Как всегда в таких случаях, подвахтенные и охотники высыпали на палубу, предвкушая забаву. Мэгридж, по-видимому, боялся воды, как кошка, и проявлял необычайное проворство, которого мы от него совсем не ожидали. Загнанный в угол, он ловко вскочил на крышу каюты и побежал к корме. Когда преследователи опередили его, он повернул и, промчавшись над камбузом, снова спустился на палубу. Гнавшийся за ним гребец Гаррисон начал настигать его. Но Мэгридж, внезапно подскочив, ухватился за снасти и повис на руках. Это произошло неожиданно. Качнувшись и выставив вперед ноги, он угодил ими Гаррисону прямо в живот. Матрос глухо вскрикнул и упал на палубу.
Аплодисменты и хохот приветствовали этот подвиг, а Мэгридж, увернувшись от одной половины своих преследователей у фок-мачты, уже мчался к корме, проскальзывая между остальными, словно форвард на футбольном поле. Он улепетывал с такой быстротой, что в конце концов поскользнулся и упал. Нильсон стоял в это время на руле, и кок, падая, своим телом сшиб его с ног. Оба покатились по палубе, но встал один лишь Мэгридж. Как это ни странно, но его тщедушное тело переломило ногу сильного матроса, как соломинку.

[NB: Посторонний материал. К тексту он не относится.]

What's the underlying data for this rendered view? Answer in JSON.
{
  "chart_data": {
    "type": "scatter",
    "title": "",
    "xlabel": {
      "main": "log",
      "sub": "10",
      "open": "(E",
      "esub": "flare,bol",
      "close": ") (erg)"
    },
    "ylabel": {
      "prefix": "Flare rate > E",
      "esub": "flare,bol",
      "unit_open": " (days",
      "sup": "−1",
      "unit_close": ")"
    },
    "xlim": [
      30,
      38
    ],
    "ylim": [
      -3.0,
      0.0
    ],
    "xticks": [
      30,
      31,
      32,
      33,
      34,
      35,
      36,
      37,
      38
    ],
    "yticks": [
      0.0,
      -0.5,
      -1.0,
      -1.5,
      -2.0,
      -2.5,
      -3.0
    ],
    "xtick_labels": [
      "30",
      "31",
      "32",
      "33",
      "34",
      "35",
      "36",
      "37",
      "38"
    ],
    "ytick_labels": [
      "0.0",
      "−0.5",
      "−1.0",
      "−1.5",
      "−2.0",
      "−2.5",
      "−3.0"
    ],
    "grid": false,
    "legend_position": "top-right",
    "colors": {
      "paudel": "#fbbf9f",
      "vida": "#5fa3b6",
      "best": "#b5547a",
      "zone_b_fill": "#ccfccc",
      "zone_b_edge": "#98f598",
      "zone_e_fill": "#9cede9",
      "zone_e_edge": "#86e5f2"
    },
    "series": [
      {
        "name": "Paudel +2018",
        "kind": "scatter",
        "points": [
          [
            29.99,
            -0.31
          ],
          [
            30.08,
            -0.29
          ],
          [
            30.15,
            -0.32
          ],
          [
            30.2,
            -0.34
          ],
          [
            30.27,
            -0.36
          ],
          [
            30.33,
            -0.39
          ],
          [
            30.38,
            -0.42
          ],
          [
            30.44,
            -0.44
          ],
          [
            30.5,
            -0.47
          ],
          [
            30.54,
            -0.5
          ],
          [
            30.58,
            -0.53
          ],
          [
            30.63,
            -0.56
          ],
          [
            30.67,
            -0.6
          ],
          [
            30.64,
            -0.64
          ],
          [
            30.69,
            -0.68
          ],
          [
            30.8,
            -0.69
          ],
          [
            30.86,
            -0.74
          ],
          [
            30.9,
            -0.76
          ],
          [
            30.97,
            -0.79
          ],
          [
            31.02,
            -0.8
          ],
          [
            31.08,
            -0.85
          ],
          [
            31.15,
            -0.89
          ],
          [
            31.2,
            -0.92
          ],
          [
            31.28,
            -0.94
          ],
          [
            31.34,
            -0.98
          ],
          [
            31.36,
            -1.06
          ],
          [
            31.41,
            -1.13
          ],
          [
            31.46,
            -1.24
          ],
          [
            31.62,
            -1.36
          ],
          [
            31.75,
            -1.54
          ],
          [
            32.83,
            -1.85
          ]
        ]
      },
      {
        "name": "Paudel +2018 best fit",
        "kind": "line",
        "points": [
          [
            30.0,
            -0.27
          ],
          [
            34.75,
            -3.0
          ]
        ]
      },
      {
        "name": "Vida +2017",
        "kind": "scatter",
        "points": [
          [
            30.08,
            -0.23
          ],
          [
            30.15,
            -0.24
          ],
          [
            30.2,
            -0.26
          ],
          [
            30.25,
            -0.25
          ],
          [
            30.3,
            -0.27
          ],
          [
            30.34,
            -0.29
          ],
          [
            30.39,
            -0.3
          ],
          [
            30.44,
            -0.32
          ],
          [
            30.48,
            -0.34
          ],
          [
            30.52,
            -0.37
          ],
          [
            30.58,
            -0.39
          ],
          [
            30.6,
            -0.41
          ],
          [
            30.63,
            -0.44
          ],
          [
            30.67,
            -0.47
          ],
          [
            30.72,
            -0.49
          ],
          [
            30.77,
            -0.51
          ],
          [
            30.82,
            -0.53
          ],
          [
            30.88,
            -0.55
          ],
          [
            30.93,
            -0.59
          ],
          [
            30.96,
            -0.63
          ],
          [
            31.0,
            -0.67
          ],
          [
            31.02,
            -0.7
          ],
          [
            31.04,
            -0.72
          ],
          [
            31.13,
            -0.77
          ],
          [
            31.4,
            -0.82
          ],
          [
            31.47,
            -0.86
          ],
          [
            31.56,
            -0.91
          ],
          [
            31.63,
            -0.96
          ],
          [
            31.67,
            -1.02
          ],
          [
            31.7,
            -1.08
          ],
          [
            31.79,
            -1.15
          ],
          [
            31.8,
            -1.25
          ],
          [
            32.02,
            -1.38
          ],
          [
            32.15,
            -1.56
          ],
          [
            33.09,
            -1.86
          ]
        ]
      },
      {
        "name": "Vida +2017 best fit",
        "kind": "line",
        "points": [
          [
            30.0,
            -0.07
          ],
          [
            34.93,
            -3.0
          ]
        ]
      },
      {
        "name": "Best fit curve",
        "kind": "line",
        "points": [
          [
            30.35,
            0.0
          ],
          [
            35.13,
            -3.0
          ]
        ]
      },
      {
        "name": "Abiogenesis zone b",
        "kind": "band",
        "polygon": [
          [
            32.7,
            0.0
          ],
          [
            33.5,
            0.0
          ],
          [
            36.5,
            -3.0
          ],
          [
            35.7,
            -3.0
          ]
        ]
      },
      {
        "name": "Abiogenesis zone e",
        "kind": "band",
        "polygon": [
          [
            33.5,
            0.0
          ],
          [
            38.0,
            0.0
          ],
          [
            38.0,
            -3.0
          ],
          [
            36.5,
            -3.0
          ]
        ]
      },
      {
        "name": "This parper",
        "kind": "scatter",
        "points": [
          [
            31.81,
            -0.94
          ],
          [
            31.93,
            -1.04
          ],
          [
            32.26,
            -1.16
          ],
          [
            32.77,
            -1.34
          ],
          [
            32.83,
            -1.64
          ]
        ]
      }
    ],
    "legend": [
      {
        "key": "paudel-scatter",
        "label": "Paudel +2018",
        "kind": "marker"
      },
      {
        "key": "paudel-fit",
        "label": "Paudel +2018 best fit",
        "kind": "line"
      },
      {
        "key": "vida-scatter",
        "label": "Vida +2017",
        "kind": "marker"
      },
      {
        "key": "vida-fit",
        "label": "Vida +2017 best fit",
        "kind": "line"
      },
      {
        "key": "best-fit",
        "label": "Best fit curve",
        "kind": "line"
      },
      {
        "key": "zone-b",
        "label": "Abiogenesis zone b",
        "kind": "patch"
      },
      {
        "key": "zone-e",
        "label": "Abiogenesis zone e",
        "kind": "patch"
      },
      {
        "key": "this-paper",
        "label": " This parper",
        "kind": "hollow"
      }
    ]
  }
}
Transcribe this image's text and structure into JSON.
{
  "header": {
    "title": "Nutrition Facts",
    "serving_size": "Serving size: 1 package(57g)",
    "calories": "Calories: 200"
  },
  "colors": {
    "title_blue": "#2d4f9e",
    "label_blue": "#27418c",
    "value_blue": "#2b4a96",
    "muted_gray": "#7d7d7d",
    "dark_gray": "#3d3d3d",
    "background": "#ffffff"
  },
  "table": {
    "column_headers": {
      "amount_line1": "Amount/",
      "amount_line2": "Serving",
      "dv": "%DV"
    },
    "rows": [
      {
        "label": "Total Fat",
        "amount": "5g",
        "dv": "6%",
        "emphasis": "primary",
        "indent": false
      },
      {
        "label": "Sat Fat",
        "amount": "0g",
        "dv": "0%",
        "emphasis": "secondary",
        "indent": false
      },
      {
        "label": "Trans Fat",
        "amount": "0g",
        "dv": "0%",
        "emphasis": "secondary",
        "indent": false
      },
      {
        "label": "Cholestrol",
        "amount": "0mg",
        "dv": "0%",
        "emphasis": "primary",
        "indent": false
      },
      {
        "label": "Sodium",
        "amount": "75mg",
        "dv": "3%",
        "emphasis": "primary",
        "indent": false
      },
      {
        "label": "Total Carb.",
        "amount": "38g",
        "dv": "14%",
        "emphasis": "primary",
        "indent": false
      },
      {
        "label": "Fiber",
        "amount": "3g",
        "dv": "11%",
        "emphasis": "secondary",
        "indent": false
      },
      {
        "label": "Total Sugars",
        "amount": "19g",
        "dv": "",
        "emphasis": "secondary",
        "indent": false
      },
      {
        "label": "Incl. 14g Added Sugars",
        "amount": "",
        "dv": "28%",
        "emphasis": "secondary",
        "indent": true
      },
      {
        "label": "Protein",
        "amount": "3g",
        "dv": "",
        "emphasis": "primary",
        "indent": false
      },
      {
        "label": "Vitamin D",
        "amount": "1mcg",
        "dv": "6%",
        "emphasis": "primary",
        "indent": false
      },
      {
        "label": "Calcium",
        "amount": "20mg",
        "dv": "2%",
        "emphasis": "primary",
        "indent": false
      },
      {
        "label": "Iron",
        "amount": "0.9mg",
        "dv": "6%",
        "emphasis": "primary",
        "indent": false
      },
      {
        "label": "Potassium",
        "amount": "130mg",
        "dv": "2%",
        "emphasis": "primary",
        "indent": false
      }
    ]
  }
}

На руль стал Парсонс, и преследование продолжалось. Обезумев от страха, Мэгридж носился по палубе. Матросы улюлюкали, кричали, охотники хохотали и подбадривали беглеца. У переднего люка Мэгриджа настигли сразу трое, но он ускользнул от них, как угорь, с окровавленной губой и разодранной в клочья рубашкой, и прыгнул на ванты. Он карабкался по ним все выше и выше, на самую верхушку мачты.

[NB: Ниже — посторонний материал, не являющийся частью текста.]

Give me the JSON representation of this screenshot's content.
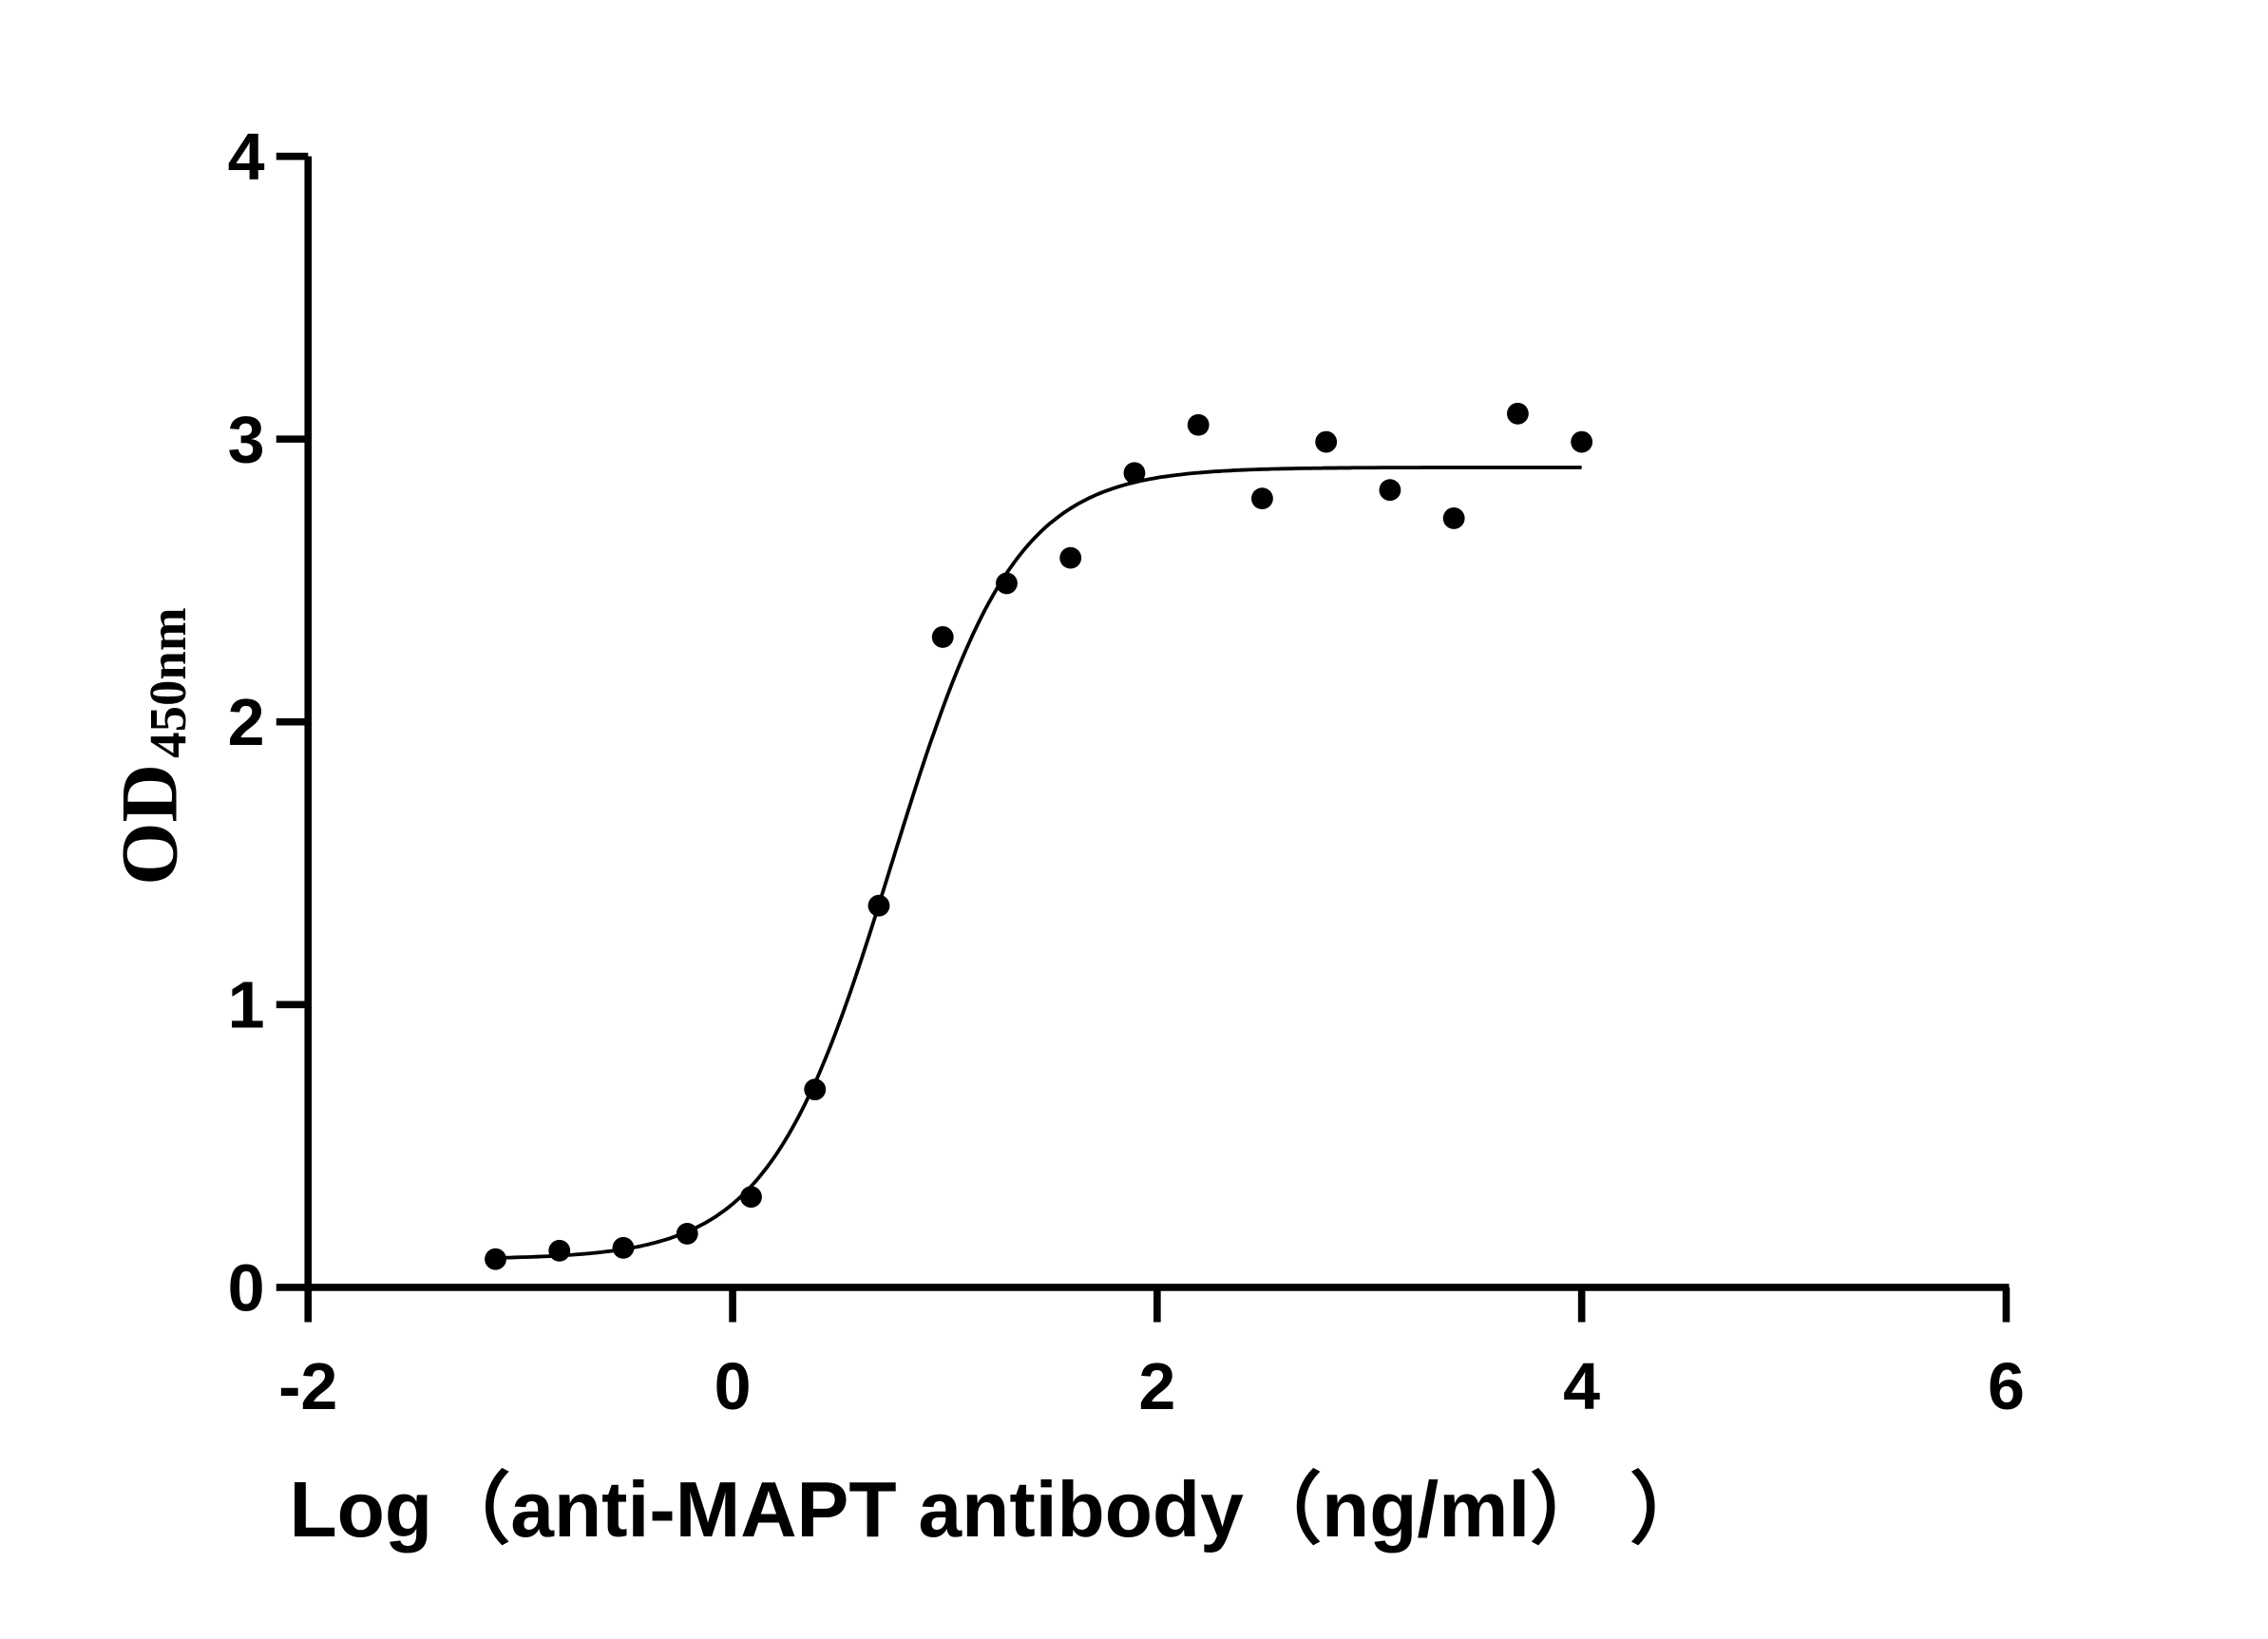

Несколько матросов вслед за ним взобрались на реи, а двое — Уфти-Уфти и Блэк, гребец Лэтимера, продолжали подниматься, цепляясь руками за тонкие стальные штаги.
Это было опасное предприятие, так как им приходилось висеть на руках, в ста футах над палубой, и трудно было защищать головы от ног Мэгриджа. Кок дико лягался, пока, наконец, канак, повиснув на одной руке, другой не схватил его за ногу. Блэк проделал то же со второй ногой. Тогда все трое сплелись в один качающийся клубок и, продолжая бороться, соскользнули на марс, в объятия поджидавших их там товарищей.

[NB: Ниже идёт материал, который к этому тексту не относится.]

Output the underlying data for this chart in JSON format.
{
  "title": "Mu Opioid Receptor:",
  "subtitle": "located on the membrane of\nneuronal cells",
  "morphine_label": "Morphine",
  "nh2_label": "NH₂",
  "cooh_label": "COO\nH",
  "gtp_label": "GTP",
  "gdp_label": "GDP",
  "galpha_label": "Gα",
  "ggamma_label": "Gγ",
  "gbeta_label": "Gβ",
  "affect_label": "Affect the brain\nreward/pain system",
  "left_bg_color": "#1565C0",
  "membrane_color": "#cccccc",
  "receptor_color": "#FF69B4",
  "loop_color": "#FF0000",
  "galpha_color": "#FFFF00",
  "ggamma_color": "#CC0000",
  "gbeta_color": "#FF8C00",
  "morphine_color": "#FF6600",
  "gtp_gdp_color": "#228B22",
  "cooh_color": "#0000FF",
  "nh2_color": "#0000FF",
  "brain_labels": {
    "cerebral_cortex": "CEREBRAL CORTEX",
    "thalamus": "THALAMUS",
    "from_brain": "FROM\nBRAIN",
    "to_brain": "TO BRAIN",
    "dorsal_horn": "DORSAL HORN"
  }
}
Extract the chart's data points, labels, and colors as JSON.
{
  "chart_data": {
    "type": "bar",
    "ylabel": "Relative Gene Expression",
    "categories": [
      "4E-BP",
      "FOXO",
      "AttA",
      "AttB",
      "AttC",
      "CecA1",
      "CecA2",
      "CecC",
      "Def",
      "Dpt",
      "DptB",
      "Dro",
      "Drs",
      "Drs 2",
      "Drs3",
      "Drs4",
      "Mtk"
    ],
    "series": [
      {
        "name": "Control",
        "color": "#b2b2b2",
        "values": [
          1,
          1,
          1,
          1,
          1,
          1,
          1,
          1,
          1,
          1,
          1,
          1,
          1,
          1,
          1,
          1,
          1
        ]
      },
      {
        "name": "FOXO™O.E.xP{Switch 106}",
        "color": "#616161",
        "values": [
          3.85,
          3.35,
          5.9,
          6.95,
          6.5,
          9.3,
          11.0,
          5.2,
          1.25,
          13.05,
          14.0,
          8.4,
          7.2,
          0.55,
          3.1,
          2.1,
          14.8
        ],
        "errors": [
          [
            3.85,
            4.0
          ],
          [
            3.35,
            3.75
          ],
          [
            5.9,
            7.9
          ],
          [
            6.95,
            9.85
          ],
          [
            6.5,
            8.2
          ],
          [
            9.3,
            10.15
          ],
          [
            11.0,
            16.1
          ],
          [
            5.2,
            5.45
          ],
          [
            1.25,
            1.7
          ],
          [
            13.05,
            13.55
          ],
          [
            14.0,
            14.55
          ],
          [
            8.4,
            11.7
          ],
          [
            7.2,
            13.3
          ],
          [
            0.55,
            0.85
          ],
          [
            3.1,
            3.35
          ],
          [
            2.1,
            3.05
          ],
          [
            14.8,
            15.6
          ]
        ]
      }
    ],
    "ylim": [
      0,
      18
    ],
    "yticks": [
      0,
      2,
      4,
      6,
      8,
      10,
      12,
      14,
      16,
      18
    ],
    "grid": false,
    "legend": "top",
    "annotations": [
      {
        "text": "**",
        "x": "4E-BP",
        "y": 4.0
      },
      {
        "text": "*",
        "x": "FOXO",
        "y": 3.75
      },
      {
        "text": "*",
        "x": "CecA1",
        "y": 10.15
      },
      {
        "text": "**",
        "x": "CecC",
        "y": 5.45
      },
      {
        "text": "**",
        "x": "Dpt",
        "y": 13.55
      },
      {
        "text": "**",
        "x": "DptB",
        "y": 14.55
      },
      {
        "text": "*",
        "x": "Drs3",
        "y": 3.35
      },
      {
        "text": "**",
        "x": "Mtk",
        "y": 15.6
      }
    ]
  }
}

Воздушная битва окончилась. Мэгридж визжал и невнятно бормотал что-то. На губах у него выступила кровавая пена. Когда его доставили на палубу, Вольф Ларсен сделал из веревки петлю и продел ему под мышки. После этого кока подхватили и швырнули в море. Сорок, пятьдесят, шестьдесят футов размоталось, когда, наконец, Вольф Ларсен крикнул: «Закрепить!» Уфти-Уфти закрепил трос. «Призрак» рванулся вперед, трос натянулся и вытащил кока на поверхность.
Это было жалкое зрелище. Он не мог утонуть, но переживал все муки утопающего. «Призрак» подвигался очень медленно, и только когда волна приподнимала его корму, он вытаскивал несчастного на поверхность и давал ему короткую передышку. Потом веревка ослабевала и кок вновь погружался в воду.
Я совсем забыл о существовании Мод Брюстер и вспомнил о ней лишь тогда, когда она вышла наверх и приблизилась ко мне. Это было ее первое появление на палубе. Команда встретила ее гробовым молчанием.